Yüce Allah karşılıklı hısımlıkla nesebleri birbirine katmayı emir buyurmuş, Tarz kılmış ve bununla günahları ortadan kaldırmıştır.

Yüce Allah kazanın kadere göre, kaderin de kazaya göre cereyanını emir buyurmuştur.

Her kaderin eceli, her ecelin de Kitab'da yeri vardır.

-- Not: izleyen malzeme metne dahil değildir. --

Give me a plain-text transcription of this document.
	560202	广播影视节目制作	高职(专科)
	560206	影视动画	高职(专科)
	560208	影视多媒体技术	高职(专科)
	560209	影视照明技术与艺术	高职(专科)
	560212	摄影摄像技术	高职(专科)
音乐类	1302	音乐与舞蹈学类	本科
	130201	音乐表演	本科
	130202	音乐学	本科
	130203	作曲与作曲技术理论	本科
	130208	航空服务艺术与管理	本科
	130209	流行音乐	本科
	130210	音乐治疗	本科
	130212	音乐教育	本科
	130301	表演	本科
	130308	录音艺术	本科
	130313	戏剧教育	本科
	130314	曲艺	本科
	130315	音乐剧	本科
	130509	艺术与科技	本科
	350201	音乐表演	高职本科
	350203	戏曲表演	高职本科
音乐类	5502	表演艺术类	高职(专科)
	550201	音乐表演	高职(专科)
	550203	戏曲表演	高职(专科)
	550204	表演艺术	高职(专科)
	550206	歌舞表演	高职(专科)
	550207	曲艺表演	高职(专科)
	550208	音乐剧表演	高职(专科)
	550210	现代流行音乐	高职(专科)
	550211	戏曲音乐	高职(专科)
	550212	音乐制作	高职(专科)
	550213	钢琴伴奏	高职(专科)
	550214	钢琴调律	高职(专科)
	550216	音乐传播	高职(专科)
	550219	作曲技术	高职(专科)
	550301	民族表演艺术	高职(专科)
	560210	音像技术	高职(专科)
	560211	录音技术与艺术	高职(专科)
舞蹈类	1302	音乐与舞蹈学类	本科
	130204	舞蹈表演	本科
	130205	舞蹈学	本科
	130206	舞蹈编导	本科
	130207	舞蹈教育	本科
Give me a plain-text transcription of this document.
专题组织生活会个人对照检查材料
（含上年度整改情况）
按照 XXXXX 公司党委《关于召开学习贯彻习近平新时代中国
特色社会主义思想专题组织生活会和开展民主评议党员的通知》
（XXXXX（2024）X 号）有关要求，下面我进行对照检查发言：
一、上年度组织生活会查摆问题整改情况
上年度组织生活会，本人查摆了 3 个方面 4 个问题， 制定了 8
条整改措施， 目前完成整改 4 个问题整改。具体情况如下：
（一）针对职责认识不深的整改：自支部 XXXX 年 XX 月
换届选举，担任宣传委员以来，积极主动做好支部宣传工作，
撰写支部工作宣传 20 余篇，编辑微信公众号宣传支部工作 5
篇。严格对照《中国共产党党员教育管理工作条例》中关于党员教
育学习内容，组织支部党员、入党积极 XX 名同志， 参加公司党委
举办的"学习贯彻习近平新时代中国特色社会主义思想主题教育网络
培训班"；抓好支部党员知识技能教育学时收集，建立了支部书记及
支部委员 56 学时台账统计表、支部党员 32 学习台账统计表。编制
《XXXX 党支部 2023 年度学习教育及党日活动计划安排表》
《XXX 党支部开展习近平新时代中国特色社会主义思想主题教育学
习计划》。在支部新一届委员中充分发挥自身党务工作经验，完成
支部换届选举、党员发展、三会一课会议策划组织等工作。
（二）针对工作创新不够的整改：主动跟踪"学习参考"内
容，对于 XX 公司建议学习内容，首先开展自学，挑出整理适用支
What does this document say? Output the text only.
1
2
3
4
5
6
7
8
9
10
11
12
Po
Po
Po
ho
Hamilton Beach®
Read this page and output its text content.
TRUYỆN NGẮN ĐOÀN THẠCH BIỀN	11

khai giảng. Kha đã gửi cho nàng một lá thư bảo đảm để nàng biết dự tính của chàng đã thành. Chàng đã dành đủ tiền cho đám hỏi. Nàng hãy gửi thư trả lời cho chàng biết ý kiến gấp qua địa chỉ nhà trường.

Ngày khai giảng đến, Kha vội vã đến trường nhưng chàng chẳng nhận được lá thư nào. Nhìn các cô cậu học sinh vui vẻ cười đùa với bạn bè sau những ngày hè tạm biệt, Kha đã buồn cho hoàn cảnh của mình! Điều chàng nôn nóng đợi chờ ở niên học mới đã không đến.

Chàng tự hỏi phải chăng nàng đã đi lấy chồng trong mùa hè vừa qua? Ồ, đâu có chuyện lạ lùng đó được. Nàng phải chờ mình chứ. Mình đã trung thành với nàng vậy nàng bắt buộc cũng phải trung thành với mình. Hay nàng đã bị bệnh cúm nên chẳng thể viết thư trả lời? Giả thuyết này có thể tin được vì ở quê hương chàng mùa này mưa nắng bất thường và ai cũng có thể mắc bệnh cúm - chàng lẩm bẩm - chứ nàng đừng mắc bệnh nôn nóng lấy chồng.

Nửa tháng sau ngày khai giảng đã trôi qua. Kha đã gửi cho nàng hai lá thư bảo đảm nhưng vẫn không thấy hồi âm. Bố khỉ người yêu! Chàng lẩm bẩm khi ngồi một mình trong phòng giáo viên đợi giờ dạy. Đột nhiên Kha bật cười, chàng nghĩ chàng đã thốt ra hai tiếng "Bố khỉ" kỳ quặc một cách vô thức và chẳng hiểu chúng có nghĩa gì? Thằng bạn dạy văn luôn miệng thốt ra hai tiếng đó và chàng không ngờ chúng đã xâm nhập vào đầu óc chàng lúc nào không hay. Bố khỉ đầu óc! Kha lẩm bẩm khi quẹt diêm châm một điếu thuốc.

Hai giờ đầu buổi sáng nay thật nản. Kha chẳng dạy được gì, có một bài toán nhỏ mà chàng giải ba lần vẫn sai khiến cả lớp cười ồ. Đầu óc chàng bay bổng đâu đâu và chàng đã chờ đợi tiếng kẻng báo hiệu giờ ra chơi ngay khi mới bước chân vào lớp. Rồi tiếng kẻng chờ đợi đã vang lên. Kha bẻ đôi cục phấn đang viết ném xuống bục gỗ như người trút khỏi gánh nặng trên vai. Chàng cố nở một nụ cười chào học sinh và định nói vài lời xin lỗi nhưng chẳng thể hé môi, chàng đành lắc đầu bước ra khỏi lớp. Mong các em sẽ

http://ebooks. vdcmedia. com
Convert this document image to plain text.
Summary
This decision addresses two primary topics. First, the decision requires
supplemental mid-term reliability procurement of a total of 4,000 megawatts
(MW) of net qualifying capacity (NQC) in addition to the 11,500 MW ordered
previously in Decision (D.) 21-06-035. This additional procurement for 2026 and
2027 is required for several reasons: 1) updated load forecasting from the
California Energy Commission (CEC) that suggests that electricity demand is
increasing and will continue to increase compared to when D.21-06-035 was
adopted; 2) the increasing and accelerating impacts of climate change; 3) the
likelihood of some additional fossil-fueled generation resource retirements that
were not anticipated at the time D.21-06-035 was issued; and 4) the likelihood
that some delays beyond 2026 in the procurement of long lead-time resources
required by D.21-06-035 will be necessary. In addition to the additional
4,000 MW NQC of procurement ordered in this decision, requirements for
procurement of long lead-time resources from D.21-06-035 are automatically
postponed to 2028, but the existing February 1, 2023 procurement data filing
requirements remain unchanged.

Yemhullâhü mâ yeşâu ve yusbitu ve indehû ummu'l-kitâb [Ra'd: 39= Allah ne dilerse (onu yapar. Bazısını) imha eder (vücûda getirmez, bazısını da) vücuda getirir. Ana Kitab (Levh-i Mahfuz) O'nun nezdindedir].

Yüce Allah, Hatice'nin kızı Fatma'yı Ebu Talib'in oğlu Ali'ye nikahlamamı bana emir buyurdu.

Sizler şahit olunuz: Fâtıma'yı 400 miskal gümüş mehirle Ali'ye nikahladım' buyurdu.

Sonra da, bir tabak hurma koruğu, çağlası getirtip önümüze koydurdu ve kapıştırdı.

Fâtıma ile Ali hakkında da:

'Allah sizin dağınık işlerinizi toplasın! Nikâhınızı mübarek kılsın! İkinizden güzel ve pek çok nesil çıkarsın! 290 Allah'ım! Bu evliliği ikisi hakkında da mübarek kıl! ' diyerek dua etti." 291

-------------------------------------

290. Muhibbüt-Taberî, Rıyâdun-nadrâ, c. 2, s. 241 -242, Kastalânî, Mevahibü’l-Ledünniye, c. 1, s. 116-117, Zürkânî, Mevâhibü’l-ledünniye Şerhi, c. 2, s. 5-6.

291. İbn Esîr, Usdu'l-gâbe, c. 7, s. 222, Diyarbekrî, Târîhu'l-hamîs, c. 1, s. 411, Zürkânî, Mevâhibü'l-ledünniye Şerhi, c. 2, s. 7.